Very often they will say "well why didn't they just..." and i can honestly name a dead child as to why that doesn't always work and the system has got to be the way it has, but the public have a hard time accepting that.

Some people need support and go on to be excellent parents and the world a better place because we have all learned something. Unfortunately some people cannot and should not be in charge of DC's.

Birdsgottafly · 31/07/2011 14:36

www.education.gov.uk/munroreview

slipperandpjsmum · 31/07/2011 14:40

To all those who believe sw are not safeguarding children have you ever considered rather than moaning about those who are actually trying to make a difference to childrens lives do the training yourselves - then you can show sw how the job should actually be done!!

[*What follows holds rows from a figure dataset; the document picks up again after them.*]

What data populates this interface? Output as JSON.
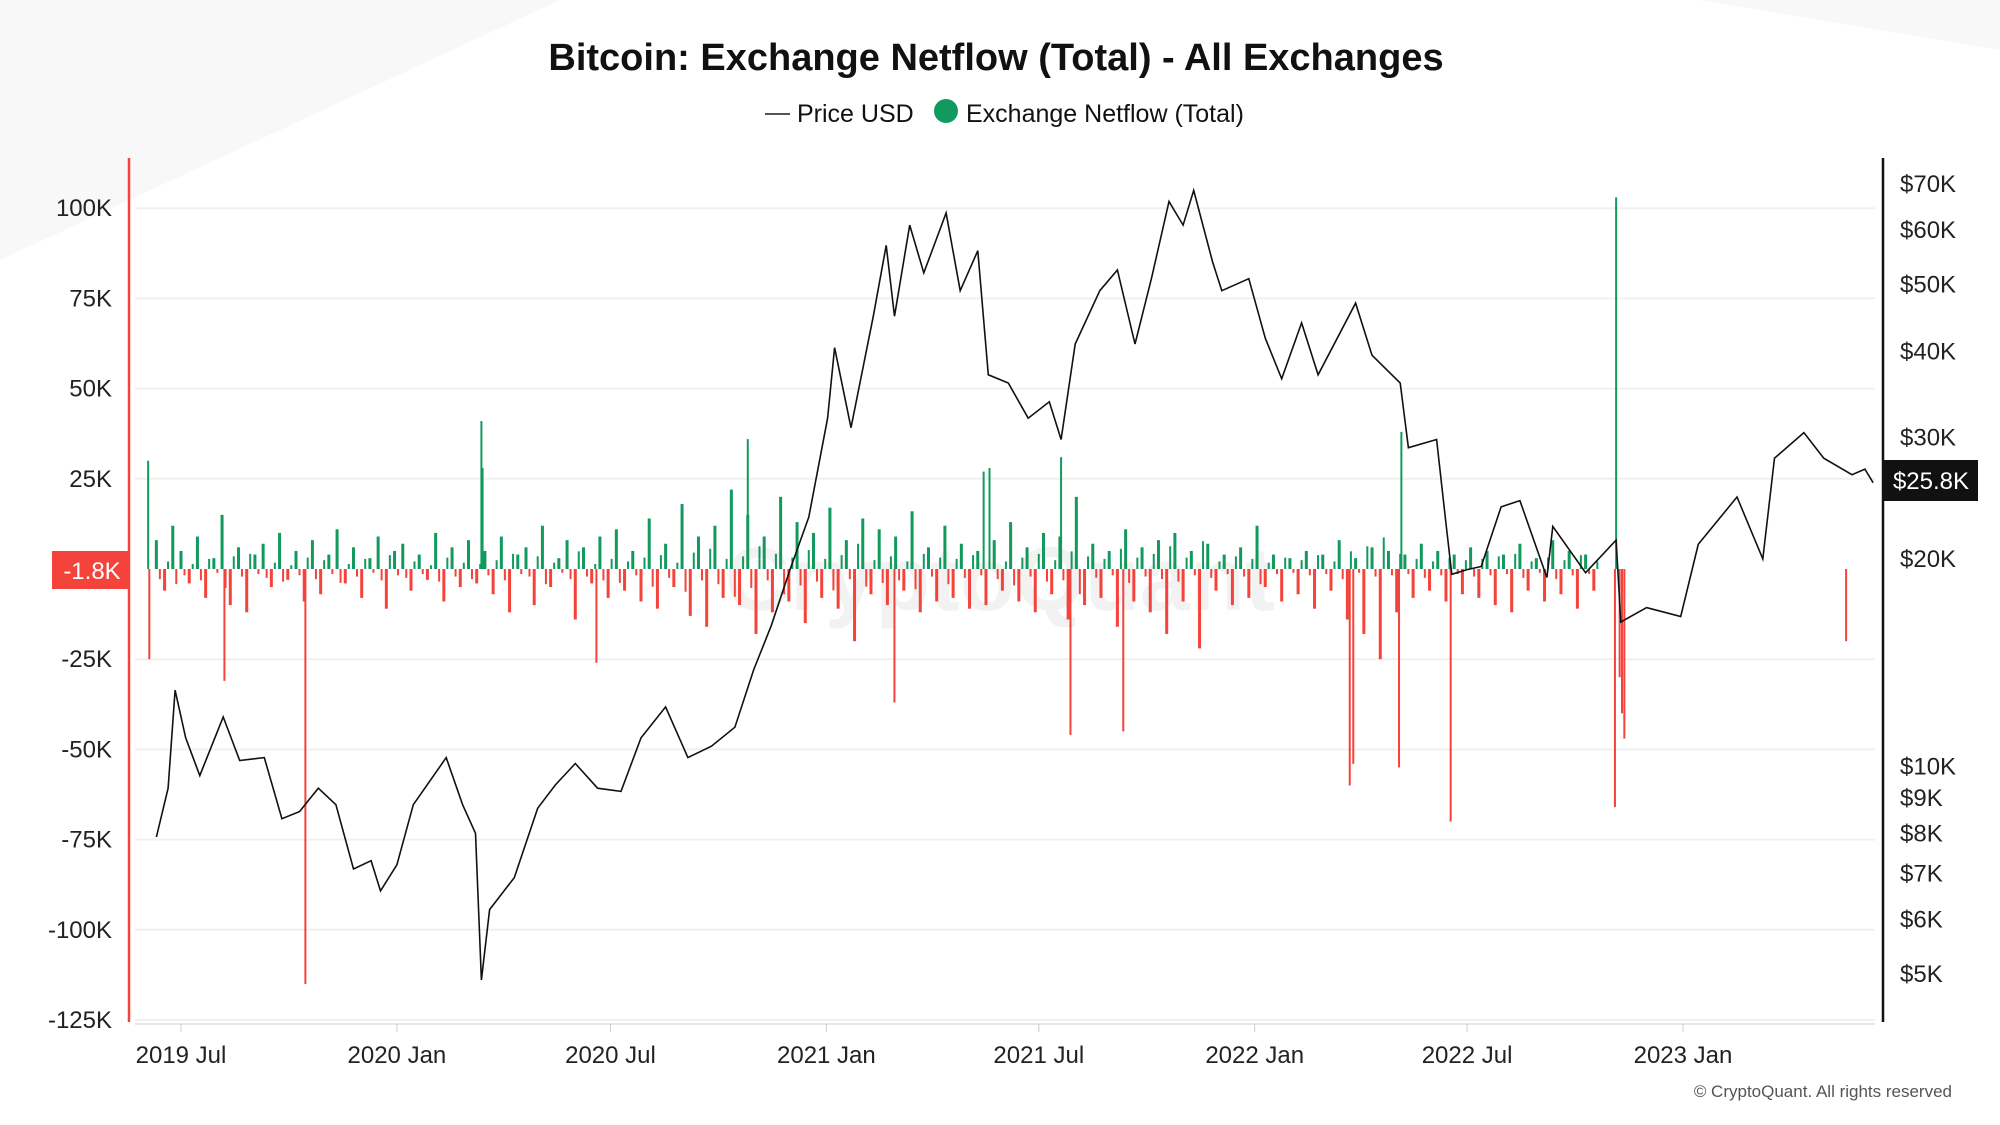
{
  "chart_data": {
    "type": "bar+line",
    "title": "Bitcoin: Exchange Netflow (Total) - All Exchanges",
    "legend": [
      {
        "label": "Price USD",
        "color": "#444444",
        "marker": "line"
      },
      {
        "label": "Exchange Netflow (Total)",
        "color": "#129a5e",
        "marker": "circle"
      }
    ],
    "legend_placement": "top-center",
    "colors": {
      "positive": "#129a5e",
      "negative": "#f4433a",
      "price": "#111111",
      "left_axis": "#f4433a",
      "right_axis": "#111111"
    },
    "left_axis": {
      "ylim_k": [
        -125,
        110
      ],
      "ticks": [
        "100K",
        "75K",
        "50K",
        "25K",
        "-25K",
        "-50K",
        "-75K",
        "-100K",
        "-125K"
      ],
      "tick_values_k": [
        100,
        75,
        50,
        25,
        -25,
        -50,
        -75,
        -100,
        -125
      ],
      "current_label": "-1.8K",
      "current_value_k": -1.8
    },
    "right_axis": {
      "scale": "log",
      "ticks": [
        "$70K",
        "$60K",
        "$50K",
        "$40K",
        "$30K",
        "$20K",
        "$10K",
        "$9K",
        "$8K",
        "$7K",
        "$6K",
        "$5K"
      ],
      "tick_values": [
        70000,
        60000,
        50000,
        40000,
        30000,
        20000,
        10000,
        9000,
        8000,
        7000,
        6000,
        5000
      ],
      "current_label": "$25.8K",
      "current_value": 25800
    },
    "x_axis": {
      "ticks": [
        "2019 Jul",
        "2020 Jan",
        "2020 Jul",
        "2021 Jan",
        "2021 Jul",
        "2022 Jan",
        "2022 Jul",
        "2023 Jan"
      ],
      "tick_dates": [
        "2019-07-01",
        "2020-01-01",
        "2020-07-01",
        "2021-01-01",
        "2021-07-01",
        "2022-01-01",
        "2022-07-01",
        "2023-01-01"
      ],
      "range": [
        "2019-06-08",
        "2023-06-14"
      ]
    },
    "price_series": [
      [
        "2019-06-10",
        7900
      ],
      [
        "2019-06-20",
        9300
      ],
      [
        "2019-06-26",
        12900
      ],
      [
        "2019-07-05",
        11000
      ],
      [
        "2019-07-17",
        9700
      ],
      [
        "2019-08-06",
        11800
      ],
      [
        "2019-08-20",
        10200
      ],
      [
        "2019-09-10",
        10300
      ],
      [
        "2019-09-25",
        8400
      ],
      [
        "2019-10-10",
        8600
      ],
      [
        "2019-10-26",
        9300
      ],
      [
        "2019-11-10",
        8800
      ],
      [
        "2019-11-25",
        7100
      ],
      [
        "2019-12-10",
        7300
      ],
      [
        "2019-12-18",
        6600
      ],
      [
        "2020-01-01",
        7200
      ],
      [
        "2020-01-15",
        8800
      ],
      [
        "2020-02-12",
        10300
      ],
      [
        "2020-02-26",
        8800
      ],
      [
        "2020-03-08",
        8000
      ],
      [
        "2020-03-13",
        4900
      ],
      [
        "2020-03-20",
        6200
      ],
      [
        "2020-04-10",
        6900
      ],
      [
        "2020-04-30",
        8700
      ],
      [
        "2020-05-15",
        9400
      ],
      [
        "2020-06-01",
        10100
      ],
      [
        "2020-06-20",
        9300
      ],
      [
        "2020-07-10",
        9200
      ],
      [
        "2020-07-27",
        11000
      ],
      [
        "2020-08-17",
        12200
      ],
      [
        "2020-09-05",
        10300
      ],
      [
        "2020-09-25",
        10700
      ],
      [
        "2020-10-15",
        11400
      ],
      [
        "2020-10-31",
        13800
      ],
      [
        "2020-11-15",
        16000
      ],
      [
        "2020-12-01",
        19300
      ],
      [
        "2020-12-17",
        23000
      ],
      [
        "2021-01-02",
        32000
      ],
      [
        "2021-01-08",
        40500
      ],
      [
        "2021-01-22",
        31000
      ],
      [
        "2021-02-10",
        45000
      ],
      [
        "2021-02-21",
        57000
      ],
      [
        "2021-02-28",
        45000
      ],
      [
        "2021-03-13",
        61000
      ],
      [
        "2021-03-25",
        52000
      ],
      [
        "2021-04-13",
        63500
      ],
      [
        "2021-04-25",
        49000
      ],
      [
        "2021-05-10",
        56000
      ],
      [
        "2021-05-19",
        37000
      ],
      [
        "2021-06-05",
        36000
      ],
      [
        "2021-06-22",
        32000
      ],
      [
        "2021-07-10",
        33800
      ],
      [
        "2021-07-20",
        29800
      ],
      [
        "2021-08-01",
        41000
      ],
      [
        "2021-08-22",
        49000
      ],
      [
        "2021-09-06",
        52500
      ],
      [
        "2021-09-21",
        41000
      ],
      [
        "2021-10-05",
        51000
      ],
      [
        "2021-10-20",
        66000
      ],
      [
        "2021-11-01",
        61000
      ],
      [
        "2021-11-10",
        68500
      ],
      [
        "2021-11-26",
        54000
      ],
      [
        "2021-12-04",
        49000
      ],
      [
        "2021-12-27",
        51000
      ],
      [
        "2022-01-10",
        41800
      ],
      [
        "2022-01-24",
        36500
      ],
      [
        "2022-02-10",
        44000
      ],
      [
        "2022-02-24",
        37000
      ],
      [
        "2022-03-28",
        47000
      ],
      [
        "2022-04-11",
        39500
      ],
      [
        "2022-05-05",
        36000
      ],
      [
        "2022-05-12",
        29000
      ],
      [
        "2022-06-05",
        29800
      ],
      [
        "2022-06-13",
        22500
      ],
      [
        "2022-06-18",
        19000
      ],
      [
        "2022-07-01",
        19300
      ],
      [
        "2022-07-13",
        19500
      ],
      [
        "2022-07-30",
        23800
      ],
      [
        "2022-08-15",
        24300
      ],
      [
        "2022-09-07",
        18800
      ],
      [
        "2022-09-12",
        22300
      ],
      [
        "2022-10-10",
        19100
      ],
      [
        "2022-11-05",
        21300
      ],
      [
        "2022-11-09",
        16200
      ],
      [
        "2022-12-01",
        17000
      ],
      [
        "2022-12-30",
        16500
      ],
      [
        "2023-01-14",
        21000
      ],
      [
        "2023-02-16",
        24600
      ],
      [
        "2023-03-10",
        20000
      ],
      [
        "2023-03-20",
        28000
      ],
      [
        "2023-04-14",
        30500
      ],
      [
        "2023-05-01",
        28000
      ],
      [
        "2023-05-25",
        26500
      ],
      [
        "2023-06-05",
        27000
      ],
      [
        "2023-06-12",
        25800
      ]
    ],
    "netflow_weekly_start": "2019-06-10",
    "netflow_weekly_k": [
      8,
      -6,
      12,
      5,
      -4,
      9,
      -8,
      3,
      15,
      -10,
      6,
      -12,
      4,
      7,
      -5,
      10,
      -3,
      5,
      -9,
      8,
      -7,
      4,
      11,
      -4,
      6,
      -8,
      3,
      9,
      -11,
      5,
      7,
      -6,
      4,
      -3,
      10,
      -9,
      6,
      -5,
      8,
      -4,
      5,
      -7,
      9,
      -12,
      4,
      6,
      -10,
      12,
      -5,
      3,
      8,
      -14,
      6,
      -4,
      9,
      -8,
      11,
      -6,
      5,
      -9,
      14,
      -11,
      7,
      -5,
      18,
      -13,
      9,
      -16,
      12,
      -8,
      22,
      -10,
      15,
      -18,
      9,
      -12,
      20,
      -9,
      13,
      -15,
      10,
      -8,
      17,
      -11,
      8,
      -20,
      14,
      -7,
      11,
      -10,
      9,
      -6,
      16,
      -12,
      6,
      -9,
      12,
      -8,
      7,
      -11,
      5,
      -10,
      8,
      -6,
      13,
      -9,
      6,
      -12,
      10,
      -7,
      9,
      -14,
      20,
      -10,
      7,
      -8,
      5,
      -16,
      11,
      -9,
      6,
      -12,
      8,
      -18,
      10,
      -9,
      5,
      -22,
      7,
      -6,
      4,
      -10,
      6,
      -8,
      12,
      -5,
      4,
      -9,
      3,
      -7,
      5,
      -11,
      4,
      -6,
      8,
      -14,
      3,
      -18,
      6,
      -25,
      5,
      -12,
      4,
      -8,
      7,
      -6,
      5,
      -9,
      4,
      -7,
      6,
      -8,
      5,
      -10,
      4,
      -12,
      7,
      -6,
      3,
      -9,
      8,
      -7,
      5,
      -11,
      4,
      -6
    ],
    "netflow_spikes_k": [
      [
        "2019-06-03",
        30
      ],
      [
        "2019-06-04",
        -25
      ],
      [
        "2019-08-07",
        -31
      ],
      [
        "2019-10-15",
        -115
      ],
      [
        "2020-03-13",
        41
      ],
      [
        "2020-03-14",
        28
      ],
      [
        "2020-06-19",
        -26
      ],
      [
        "2020-10-26",
        36
      ],
      [
        "2021-02-28",
        -37
      ],
      [
        "2021-05-15",
        27
      ],
      [
        "2021-05-20",
        28
      ],
      [
        "2021-07-28",
        -46
      ],
      [
        "2021-07-20",
        31
      ],
      [
        "2021-09-11",
        -45
      ],
      [
        "2022-03-23",
        -60
      ],
      [
        "2022-03-26",
        -54
      ],
      [
        "2022-05-04",
        -55
      ],
      [
        "2022-05-06",
        38
      ],
      [
        "2022-06-17",
        -70
      ],
      [
        "2022-11-05",
        103
      ],
      [
        "2022-11-04",
        -66
      ],
      [
        "2022-11-12",
        -47
      ],
      [
        "2022-11-10",
        -40
      ],
      [
        "2022-11-08",
        -30
      ],
      [
        "2023-05-20",
        -20
      ]
    ],
    "watermark": "CryptoQuant",
    "copyright": "© CryptoQuant. All rights reserved"
  }
}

No, no its just easier to read the Daily Mail from the comfort of your living room and attack those that are trying to make a difference.

SW work with a legislative framework, with policies and procedures that must be adhere to. Its a thankless job, working with very aggressive and damaged people. Still there are clearly people around for whom that would not be a problem, so please go ahead, show us how its done.

LadyWithAnErmine · 31/07/2011 14:42

Don't get the bit about police where called when the children were left with a 15 year old girl while the mum went to a party...er, that's ok, isn't it?